Most modern scholars see this passage of Scripture as part of a larger group of stories having to do with the power of God, and so it is, but the Fathers of the Early Church saw it as much more. Ephraim the Syrian, writing in the mid-fourth century, notes that Naaman’s pride filled him with a spirit of rebellion, which is a sin against God and the leprosy of the soul. Indeed, Naaman, like all of us needed to be healed and delivered from that disease by Christ’s power, and therefore he is sent to Jordan, which is a prophetic pre-figuring of the coming baptism into Jesus Christ which is to bring all nations to purification “through the bath of regeneration, whose beginning was in the river Jordan, the mother and originator of baptism." Naaman offered the prophet rich gifts, because in his pride, he could not imagine that deliverance was the free gift of a loving God. (ACCS V 167-68) Origin, writing in the early third century in Alexandria, points out that a man like Naaman does not, could not understand the great mystery of the Jordan, because true healing comes from the Lord Jesus alone, and Naaman persisted in the error of his pride. (Commentary on John in ACCS V 168) Bishop Caesarius of Arles, writing in the early sixth century, points out that Naaman is a representative of all of us gentiles, who presume “on our own free will and …merits; but without the grace of Christ” we cannot possess health. It is as we submit to the way of Christ in humility and are baptized that we listen to the advice of Elisha and are “freed from the leprosy of the original and actual sins… Gentiles, although old by reason of their former sins and covered with the many spots of iniquity as with leprosy, are renewed by the grace of baptism in such a way that no leprosy of either original or actual sin remains in them. Thus, following the example of Naaman, they are renewed like little children by salutary baptism, although they have always been bent down under the weight of sins.” (Sermon 129:4-5 in ACCS V 168-69)

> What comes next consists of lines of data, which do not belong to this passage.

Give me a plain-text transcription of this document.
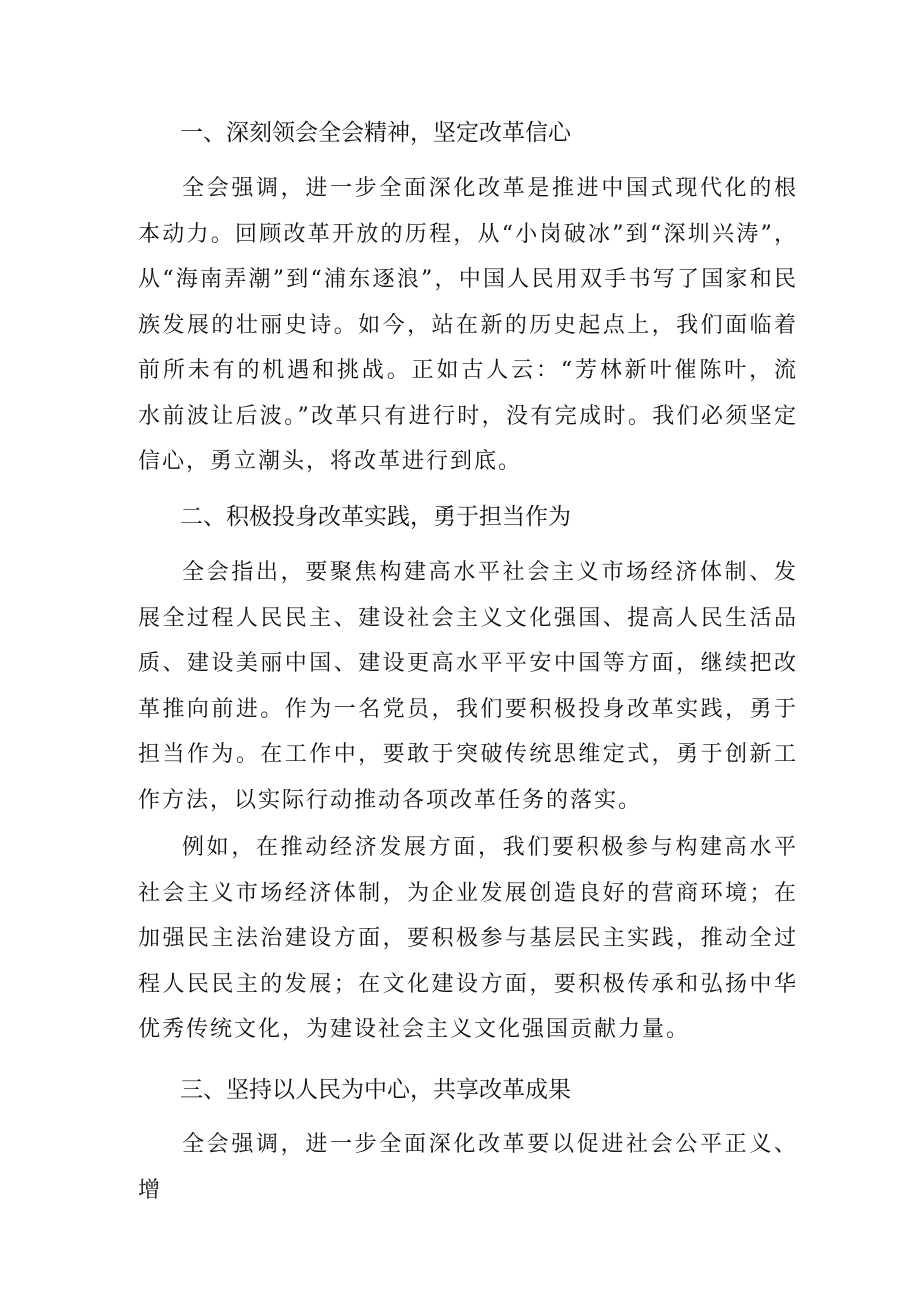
一、深刻领会全会精神，坚定改革信心

全会强调，进一步全面深化改革是推进中国式现代化的根本动力。回顾改革开放的历程，从“小岗破冰”到“深圳兴涛”，从“海南弄潮”到“浦东逐浪”，中国人民用双手书写了国家和民族发展的壮丽史诗。如今，站在新的历史起点上，我们面临着前所未有的机遇和挑战。正如古人云：“芳林新叶催陈叶，流水前波让后波。”改革只有进行时，没有完成时。我们必须坚定信心，勇立潮头，将改革进行到底。

二、积极投身改革实践，勇于担当作为

全会指出，要聚焦构建高水平社会主义市场经济体制、发展全过程人民民主、建设社会主义文化强国、提高人民生活品质、建设美丽中国、建设更高水平平安中国等方面，继续把改革推向前进。作为一名党员，我们要积极投身改革实践，勇于担当作为。在工作中，要敢于突破传统思维定式，勇于创新工作方法，以实际行动推动各项改革任务的落实。

例如，在推动经济发展方面，我们要积极参与构建高水平社会主义市场经济体制，为企业发展创造良好的营商环境；在加强民主法治建设方面，要积极参与基层民主实践，推动全过程人民民主的发展；在文化建设方面，要积极传承和弘扬中华优秀传统文化，为建设社会主义文化强国贡献力量。

三、坚持以人民为中心，共享改革成果

全会强调，进一步全面深化改革要以促进社会公平正义、增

And so you see, according to our holy Mother the Church, Naaman, and all of us have received the grace of God because some prophet of God stood firm against our demands that the Gospel message be changed to become more palatable to us who wandered about in our own pride and sin. But because there was a man, or we might say a people, who was faithful to the revealed Word of God, the leprosy of sin was done away and healing came to the nations. Whatever people may want us to say or do, our hearts and our minds, our beliefs and our actions and our words must be carefully conformed to the Word of God, which is the authentic eyewitness account of the acts of God in this world. It is there that we find the record of the Christ, Jesus of Nazareth, who is our salvation. My brothers and sisters, in this age there are many who would have us to change, or at least substantially modify, this Good News which has been entrusted to us. This we must never do. Might we, like those who have gone before proclaim the Faith we have received with love and respect for all people, knowing that true healing, real deliverance, and genuine salvation are found only in the Name of Jesus. In the Name of the Father, and of the Son, and of the Holy Ghost. AMEN.